Having this fact been presented to the Parisian Society of Spiritist Studies as a subject of study, the following question was addressed to the Spirits:

What is the origin of the premature incendiary instinct in this boy, and what would be the means of fighting it through education?

Four concurring answers were given. We only cite the following two:

I

Parisian Society of Spiritist Studies, Paris April 13th, 1866 – medium Sr. Br…

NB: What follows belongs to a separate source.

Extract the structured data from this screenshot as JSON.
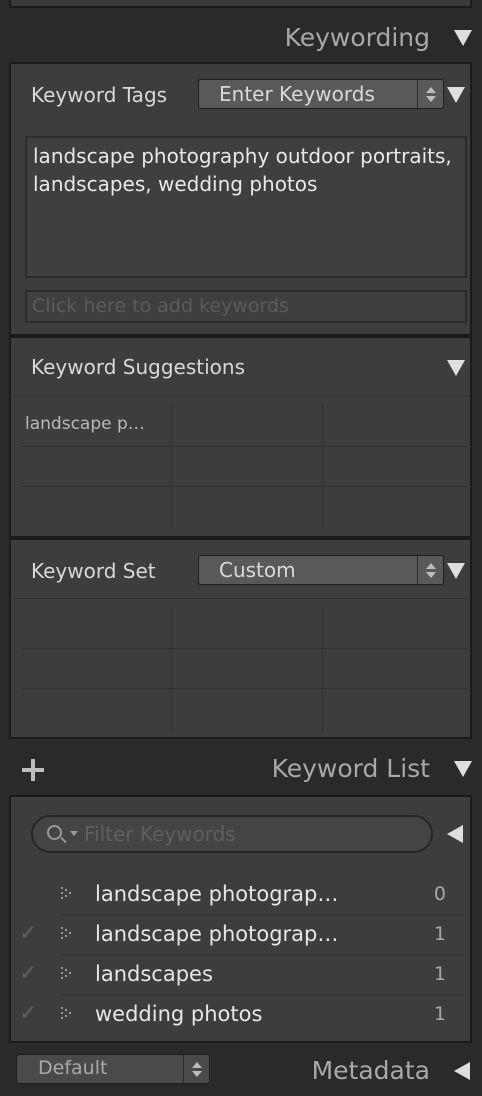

You ask about the existence of this boy that shows such a premature inclination for destruction and particularly to fire. Well, his past is horrible, and his present tendencies tell you what he could have done. He came to atone and must fight against his incendiary instincts. It is a great test to his parents that are permanently under the threats of his bad deeds, and do not know how to reprimand that dismal inclination. The knowledge of Spiritism would be a powerful help to them, and God, in His mercy, will allow them such a grace, for it is only through that knowledge that one can expect to improve that Spirit. This boy is an evident proof of the anteriority of the soul in the present incarnation. You know: this strange moral state attracts attention and makes you think. God employs every means to make you get to the knowledge of truth about your origin, your progress and destiny.

A Spirit

II

Medium Ms. Lat…

Spiritism has already played a great role in your world, but what you saw is just the prelude of what you are called to see. When science is silent before certain facts that religion cannot solve either, Spiritism comes to provide the solution. When science fails to your wise men, they sidetrack the issue given the lack of sufficient explanations. In many circumstances the enlightenment of Spiritism could be a powerful support to them, notably in this case of incendiary monomania. To them it is a case of madness because they see every monomania as madness. That is a big mistake. Science cannot do anything here. It is up to the Spiritists to act. You cannot admit that such inclination towards destruction by fire comes from the present life; one must go back further and see, in the perverse inclinations of this boy, a reflex of his past actions. Besides, he is encouraged by those that were his victims, to satisfy his ambition, he did not step back before the fire or the sacrifice of those that could have created an obstacle to him. In a word, he is under the influence of Spirits that have not forgiven him yet for the sufferings that he imposed on them. They expect vengeance. His test is to come out victorious of this fight. But God, in His sovereign justice, placed the remedy side by side with the illness. In fact, the remedy is in his early age and in the good influence of the environment around him. He boy cannot do anything today; it is up to the parents to watch; later he must succeed, and while he is not his own man the fight continues. It would be necessary to have him educated under the principles of Spiritism; he would then find the strength, and by understanding his trial, he would find the will to triumph. Good Spirits in charge of enlightening the incarnate, turn your eyes to this poor child whose punishment is fair; go and help him, guide his thoughts to Spiritism so that can be triumph fast and that the struggle ends with advantages to him.